Gen3 - Types of Data

1. Understanding Data Representation in Gen3

In a Gen3 data commons, a semantic distinction is made between two types of data: “data files” and “metadata”.

A “data file” could be information like tabulated data values in a spreadsheet or a fastq/bam file containing DNA sequences. The contents of the file are not exposed to the API as queryable properties, so the file must be downloaded to view its content.
“Metadata” are variables that help to organize or convey additional information about corresponding data files so that they can be queried via the Gen3 data commons’ API or viewed in the Gen3 data commons’ data exploration tool. In a Gen3 data dictionary, variable names are termed “properties”, and data contributors provide the values for these pre-defined properties in their data submissions.

Examples of Metadata are:

Demographic information:
- Race
- Gender
- Age
Clinical information:
- Military history
- Medical history
Metadata of a data file:
- File size
- File name
- File format
Values derived from a data file:
- Individual genotypes derived from a raw sequencing file
- Individual brain region volumes derived from image files
Experimental details:
- The kit used for an immunoassay
- The type of blood collection tube used for sample collection

This format allows analysts to search for files of interest using the metadata for querying or filtering.

Metadata can be browsed or queried by clicking on the “Exploration” or “Query” link in the top navigation bar of the data commons submission portal, respectively. For more information on accessing data in the submission portal, see the documentation on accessing data.
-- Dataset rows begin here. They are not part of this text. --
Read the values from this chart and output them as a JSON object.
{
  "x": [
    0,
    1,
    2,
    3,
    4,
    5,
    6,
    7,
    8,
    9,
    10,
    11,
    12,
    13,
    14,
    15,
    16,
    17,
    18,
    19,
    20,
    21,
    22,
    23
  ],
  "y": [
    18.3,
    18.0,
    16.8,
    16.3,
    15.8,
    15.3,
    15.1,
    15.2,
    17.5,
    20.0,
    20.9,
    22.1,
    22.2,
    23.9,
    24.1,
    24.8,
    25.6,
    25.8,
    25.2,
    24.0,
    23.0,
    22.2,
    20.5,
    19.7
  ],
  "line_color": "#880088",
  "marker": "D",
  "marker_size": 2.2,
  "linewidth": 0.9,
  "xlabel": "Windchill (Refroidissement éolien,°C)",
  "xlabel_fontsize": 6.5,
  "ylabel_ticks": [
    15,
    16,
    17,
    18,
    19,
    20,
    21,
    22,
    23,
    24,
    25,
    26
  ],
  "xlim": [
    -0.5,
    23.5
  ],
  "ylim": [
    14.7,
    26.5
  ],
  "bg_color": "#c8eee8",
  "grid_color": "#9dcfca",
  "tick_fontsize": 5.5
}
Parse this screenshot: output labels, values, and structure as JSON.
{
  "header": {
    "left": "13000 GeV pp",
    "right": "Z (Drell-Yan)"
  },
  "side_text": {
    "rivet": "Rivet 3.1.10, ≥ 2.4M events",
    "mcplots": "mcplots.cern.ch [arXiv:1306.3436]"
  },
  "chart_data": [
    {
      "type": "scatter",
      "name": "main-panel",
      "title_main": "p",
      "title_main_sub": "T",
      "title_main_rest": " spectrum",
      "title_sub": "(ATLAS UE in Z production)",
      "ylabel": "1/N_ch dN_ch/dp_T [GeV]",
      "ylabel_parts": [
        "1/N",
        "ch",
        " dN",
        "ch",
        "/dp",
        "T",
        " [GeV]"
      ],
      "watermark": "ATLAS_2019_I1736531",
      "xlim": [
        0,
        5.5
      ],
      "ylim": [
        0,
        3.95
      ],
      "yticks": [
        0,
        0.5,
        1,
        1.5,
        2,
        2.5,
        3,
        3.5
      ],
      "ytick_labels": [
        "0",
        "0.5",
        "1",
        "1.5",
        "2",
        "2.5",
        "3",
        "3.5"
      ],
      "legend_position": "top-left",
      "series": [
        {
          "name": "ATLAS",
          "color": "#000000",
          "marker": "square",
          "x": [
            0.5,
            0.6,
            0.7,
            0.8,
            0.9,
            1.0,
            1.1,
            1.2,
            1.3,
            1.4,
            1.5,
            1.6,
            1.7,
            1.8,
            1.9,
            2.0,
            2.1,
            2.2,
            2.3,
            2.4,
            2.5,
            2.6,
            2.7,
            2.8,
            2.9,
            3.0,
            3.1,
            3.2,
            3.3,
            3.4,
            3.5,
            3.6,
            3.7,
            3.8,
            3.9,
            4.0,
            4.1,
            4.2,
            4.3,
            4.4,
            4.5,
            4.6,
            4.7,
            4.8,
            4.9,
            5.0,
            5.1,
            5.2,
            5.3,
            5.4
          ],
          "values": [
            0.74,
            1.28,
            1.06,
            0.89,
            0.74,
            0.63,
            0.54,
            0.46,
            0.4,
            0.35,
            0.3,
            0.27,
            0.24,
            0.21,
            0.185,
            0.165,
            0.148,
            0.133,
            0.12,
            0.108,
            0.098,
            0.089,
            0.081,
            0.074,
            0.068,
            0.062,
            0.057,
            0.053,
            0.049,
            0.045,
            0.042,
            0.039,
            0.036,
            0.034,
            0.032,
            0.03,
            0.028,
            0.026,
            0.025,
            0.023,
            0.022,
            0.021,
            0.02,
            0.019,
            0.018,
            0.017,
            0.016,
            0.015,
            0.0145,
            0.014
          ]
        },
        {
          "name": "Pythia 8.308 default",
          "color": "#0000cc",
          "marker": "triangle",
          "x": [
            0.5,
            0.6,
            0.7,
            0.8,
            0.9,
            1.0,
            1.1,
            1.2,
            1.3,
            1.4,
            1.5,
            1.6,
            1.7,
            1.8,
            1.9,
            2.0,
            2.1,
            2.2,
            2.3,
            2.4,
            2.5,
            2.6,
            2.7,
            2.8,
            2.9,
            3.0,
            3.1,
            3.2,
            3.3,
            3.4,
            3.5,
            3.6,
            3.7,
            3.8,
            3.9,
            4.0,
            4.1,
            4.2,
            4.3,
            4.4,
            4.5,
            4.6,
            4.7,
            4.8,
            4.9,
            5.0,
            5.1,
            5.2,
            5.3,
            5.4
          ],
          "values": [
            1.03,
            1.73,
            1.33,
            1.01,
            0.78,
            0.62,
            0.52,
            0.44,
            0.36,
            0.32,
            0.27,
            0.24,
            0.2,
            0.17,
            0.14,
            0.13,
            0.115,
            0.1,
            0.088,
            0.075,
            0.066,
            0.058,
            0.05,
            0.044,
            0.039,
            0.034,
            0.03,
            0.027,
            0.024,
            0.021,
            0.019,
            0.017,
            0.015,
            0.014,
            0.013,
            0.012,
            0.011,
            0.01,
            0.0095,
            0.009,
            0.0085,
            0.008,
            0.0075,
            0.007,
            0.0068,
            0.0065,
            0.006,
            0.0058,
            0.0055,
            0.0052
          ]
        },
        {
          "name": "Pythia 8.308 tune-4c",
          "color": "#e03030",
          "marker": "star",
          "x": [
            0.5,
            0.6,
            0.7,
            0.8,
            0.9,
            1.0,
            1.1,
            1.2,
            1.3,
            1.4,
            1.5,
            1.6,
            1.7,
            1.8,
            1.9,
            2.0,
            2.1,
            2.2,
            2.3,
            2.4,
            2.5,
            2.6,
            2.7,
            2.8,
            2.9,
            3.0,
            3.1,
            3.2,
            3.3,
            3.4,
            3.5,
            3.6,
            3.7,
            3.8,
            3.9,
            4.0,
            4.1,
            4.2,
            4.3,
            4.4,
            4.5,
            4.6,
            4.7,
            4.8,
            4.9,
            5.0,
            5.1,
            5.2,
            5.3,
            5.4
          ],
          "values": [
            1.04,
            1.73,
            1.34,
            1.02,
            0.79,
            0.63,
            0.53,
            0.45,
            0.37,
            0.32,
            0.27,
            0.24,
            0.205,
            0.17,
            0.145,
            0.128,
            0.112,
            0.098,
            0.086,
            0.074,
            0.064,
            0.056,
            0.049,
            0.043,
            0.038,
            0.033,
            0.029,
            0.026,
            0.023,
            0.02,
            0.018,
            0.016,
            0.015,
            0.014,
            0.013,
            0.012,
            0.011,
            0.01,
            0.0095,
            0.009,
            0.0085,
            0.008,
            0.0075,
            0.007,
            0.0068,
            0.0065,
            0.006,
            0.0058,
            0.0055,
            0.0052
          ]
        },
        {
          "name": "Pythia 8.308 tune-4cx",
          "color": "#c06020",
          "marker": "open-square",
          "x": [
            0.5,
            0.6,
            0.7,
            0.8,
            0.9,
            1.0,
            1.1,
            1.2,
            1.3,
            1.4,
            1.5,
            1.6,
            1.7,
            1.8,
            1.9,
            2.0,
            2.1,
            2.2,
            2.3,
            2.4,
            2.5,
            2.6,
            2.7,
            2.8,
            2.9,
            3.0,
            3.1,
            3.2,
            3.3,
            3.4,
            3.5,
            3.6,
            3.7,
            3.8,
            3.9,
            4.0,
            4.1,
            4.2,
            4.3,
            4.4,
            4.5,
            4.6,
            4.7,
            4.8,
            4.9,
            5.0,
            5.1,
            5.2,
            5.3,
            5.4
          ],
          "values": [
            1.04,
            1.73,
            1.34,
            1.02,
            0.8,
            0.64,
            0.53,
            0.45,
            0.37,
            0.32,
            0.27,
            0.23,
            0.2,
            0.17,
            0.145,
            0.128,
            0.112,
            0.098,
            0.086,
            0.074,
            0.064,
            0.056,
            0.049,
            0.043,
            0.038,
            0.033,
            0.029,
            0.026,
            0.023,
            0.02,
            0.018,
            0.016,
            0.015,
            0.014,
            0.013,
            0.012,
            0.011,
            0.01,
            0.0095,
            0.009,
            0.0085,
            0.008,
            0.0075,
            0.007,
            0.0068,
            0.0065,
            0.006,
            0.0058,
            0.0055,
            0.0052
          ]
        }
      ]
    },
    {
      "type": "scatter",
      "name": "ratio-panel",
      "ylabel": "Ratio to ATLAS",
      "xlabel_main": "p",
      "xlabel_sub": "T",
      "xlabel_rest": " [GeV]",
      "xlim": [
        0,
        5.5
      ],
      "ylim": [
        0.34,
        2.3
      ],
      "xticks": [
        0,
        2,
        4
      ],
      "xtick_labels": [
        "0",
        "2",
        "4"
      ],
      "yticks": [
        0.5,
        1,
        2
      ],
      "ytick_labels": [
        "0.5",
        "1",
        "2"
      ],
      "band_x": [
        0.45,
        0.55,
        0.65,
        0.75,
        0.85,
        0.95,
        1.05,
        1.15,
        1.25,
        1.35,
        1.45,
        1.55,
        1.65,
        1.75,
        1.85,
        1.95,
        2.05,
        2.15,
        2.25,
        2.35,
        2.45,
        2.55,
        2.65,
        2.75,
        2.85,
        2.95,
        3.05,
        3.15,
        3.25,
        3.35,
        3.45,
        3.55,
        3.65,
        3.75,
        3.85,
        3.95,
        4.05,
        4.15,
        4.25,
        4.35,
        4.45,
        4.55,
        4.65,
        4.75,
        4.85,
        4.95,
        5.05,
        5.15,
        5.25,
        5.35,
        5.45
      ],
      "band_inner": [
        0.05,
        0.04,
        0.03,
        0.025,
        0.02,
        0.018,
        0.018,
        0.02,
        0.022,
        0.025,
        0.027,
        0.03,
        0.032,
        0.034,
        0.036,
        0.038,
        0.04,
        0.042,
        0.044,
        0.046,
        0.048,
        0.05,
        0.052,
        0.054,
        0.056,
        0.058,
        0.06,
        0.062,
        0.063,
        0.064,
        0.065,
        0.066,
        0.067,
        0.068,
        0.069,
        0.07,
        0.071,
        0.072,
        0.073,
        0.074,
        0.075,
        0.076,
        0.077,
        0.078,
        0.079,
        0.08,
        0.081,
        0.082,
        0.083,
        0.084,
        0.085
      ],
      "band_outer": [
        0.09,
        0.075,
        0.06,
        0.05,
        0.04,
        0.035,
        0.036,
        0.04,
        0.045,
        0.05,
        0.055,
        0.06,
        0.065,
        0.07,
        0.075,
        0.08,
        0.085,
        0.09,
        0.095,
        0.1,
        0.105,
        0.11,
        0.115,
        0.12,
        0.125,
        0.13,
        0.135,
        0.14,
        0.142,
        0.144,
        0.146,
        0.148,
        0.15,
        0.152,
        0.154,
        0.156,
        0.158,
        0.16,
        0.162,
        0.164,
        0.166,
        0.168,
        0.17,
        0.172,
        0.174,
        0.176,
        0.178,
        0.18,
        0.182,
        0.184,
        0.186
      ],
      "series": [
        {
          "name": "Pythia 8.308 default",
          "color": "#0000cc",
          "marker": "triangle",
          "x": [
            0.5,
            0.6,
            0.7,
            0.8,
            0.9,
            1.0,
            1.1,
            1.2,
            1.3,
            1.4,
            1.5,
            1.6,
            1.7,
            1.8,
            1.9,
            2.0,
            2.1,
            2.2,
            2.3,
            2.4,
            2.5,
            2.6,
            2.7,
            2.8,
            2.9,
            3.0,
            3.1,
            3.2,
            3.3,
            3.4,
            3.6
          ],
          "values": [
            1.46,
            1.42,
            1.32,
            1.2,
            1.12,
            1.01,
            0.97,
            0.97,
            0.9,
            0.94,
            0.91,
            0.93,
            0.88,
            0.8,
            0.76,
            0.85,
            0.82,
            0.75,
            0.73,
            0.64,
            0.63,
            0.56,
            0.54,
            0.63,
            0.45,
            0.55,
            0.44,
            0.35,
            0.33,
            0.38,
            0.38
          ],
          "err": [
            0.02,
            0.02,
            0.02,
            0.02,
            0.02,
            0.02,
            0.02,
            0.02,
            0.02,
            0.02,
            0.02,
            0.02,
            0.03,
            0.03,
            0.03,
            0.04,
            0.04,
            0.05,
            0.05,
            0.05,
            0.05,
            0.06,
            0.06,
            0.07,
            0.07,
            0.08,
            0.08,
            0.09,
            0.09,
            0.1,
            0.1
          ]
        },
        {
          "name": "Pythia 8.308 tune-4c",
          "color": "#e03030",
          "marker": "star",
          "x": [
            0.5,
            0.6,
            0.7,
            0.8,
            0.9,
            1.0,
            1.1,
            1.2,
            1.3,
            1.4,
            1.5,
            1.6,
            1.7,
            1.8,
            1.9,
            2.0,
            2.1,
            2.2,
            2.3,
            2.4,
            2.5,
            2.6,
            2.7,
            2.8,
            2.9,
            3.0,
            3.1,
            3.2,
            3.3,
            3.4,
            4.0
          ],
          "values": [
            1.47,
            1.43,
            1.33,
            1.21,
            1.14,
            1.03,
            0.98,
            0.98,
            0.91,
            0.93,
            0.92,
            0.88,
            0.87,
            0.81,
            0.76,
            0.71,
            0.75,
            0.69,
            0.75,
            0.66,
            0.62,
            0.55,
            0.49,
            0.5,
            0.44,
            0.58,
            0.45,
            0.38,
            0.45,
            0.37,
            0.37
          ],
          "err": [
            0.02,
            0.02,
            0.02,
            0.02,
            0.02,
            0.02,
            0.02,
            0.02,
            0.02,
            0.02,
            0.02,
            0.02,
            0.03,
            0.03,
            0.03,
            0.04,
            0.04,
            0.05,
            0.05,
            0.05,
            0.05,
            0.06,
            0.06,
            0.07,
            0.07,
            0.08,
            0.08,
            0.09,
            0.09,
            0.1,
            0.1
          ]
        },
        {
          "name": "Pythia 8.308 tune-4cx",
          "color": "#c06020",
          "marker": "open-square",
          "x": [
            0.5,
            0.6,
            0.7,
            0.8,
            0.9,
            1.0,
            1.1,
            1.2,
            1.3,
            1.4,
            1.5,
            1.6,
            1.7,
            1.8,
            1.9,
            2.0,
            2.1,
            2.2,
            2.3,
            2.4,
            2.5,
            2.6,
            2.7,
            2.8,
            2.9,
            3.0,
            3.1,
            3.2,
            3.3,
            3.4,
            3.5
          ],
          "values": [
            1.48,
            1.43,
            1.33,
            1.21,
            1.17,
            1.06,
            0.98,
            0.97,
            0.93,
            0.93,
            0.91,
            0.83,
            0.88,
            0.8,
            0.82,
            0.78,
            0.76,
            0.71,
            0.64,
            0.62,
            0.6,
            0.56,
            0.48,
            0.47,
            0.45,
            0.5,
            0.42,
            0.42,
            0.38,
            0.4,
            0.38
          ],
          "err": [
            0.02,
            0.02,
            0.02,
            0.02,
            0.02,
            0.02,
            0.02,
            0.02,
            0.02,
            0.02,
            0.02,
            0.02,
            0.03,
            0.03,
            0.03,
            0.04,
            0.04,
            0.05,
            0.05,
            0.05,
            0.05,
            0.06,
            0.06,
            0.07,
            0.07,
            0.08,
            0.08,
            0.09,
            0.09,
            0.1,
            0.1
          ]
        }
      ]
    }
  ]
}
Metadata queries can also be sent to the API programmatically, using, for example, the python requests package. For more information on sending requests to the API, see the API documentation.

If you would like to review how to upload these different types of data to the gen3 commons, see the documentation on data submission.

2. Understanding the Gen3 Data Dictionary and Model

What is a Data Dictionary and Data Model?

Every Gen3 data commons employs a data model, which serves to describe, organize, and harmonize data sets submitted by different users. Data harmonization facilitates cross-project analyses and is thus one of the pillars of the data commons paradigm.

The data model organizes experimental metadata variables, “properties”, into linked categories, “nodes”, through the use of a data dictionary. The data dictionary lists and describes all nodes in the data model, as well as defines and describes the properties in each node.

For example:

Clinical variables like a “primary cancer diagnosis” or a subject’s “gender” might go into the “diagnosis” or “demographic” nodes, respectively.
Sample-related variables like “how a tumor sample was collected” and “what analyte was extracted from it” might go into the “biospecimen” or “analyte” nodes, respectively.
Data files also have associated metadata variables like file size, format, and filename. These properties are grouped into nodes that describe various types of data files, like “mri_image”, for an MRI image data file.

Each node in the data dictionary is linked in a logical manner to other nodes, which facilitates generating a visual overview, or graphical model, of a project.

The following image displays the data dictionary viewer, the ‘biospecimen’ node entry in the dictionary, and an example graphical model of a project:

Why Do Gen3 Commons Use a Data Model?

Having all participating members use the same data model:
- Allows for standardized metadata elements across a commons.
- Permits flexible and scaleable API generation based on data commons software that reads the data model schema.
- Lets users query the commons API so that an ecosystem of applications can be built.
- Helps automate the validation of submitted data.

Once access has been granted to the Windmill data submission portal, we recommend reviewing the commons’ specific data dictionary by clicking “Dictionary” in the top navigation bar. This tool helps users understand the variable types, requirements, and node dependencies or links required for submission.

If a desired submission element is not currently described in the model, users will need to work with the commons to extend the data model. Provide the commons with a description of the requested data elements, and they will work with the sponsor or data modeling working group to review the request and find an appropriate home for the data elements.

In the case of developing a personal data dictionary, such as for use with Docker Compose, please note that due to the graph nature of the data model, some nodes are dependent on others. In addition, the Windmill service specifies nodes that are required for it run properly through preset parameters. For example, if Windmill is set to use the default data dictionary, it will require the Case, Experiment, and Aliquot nodes.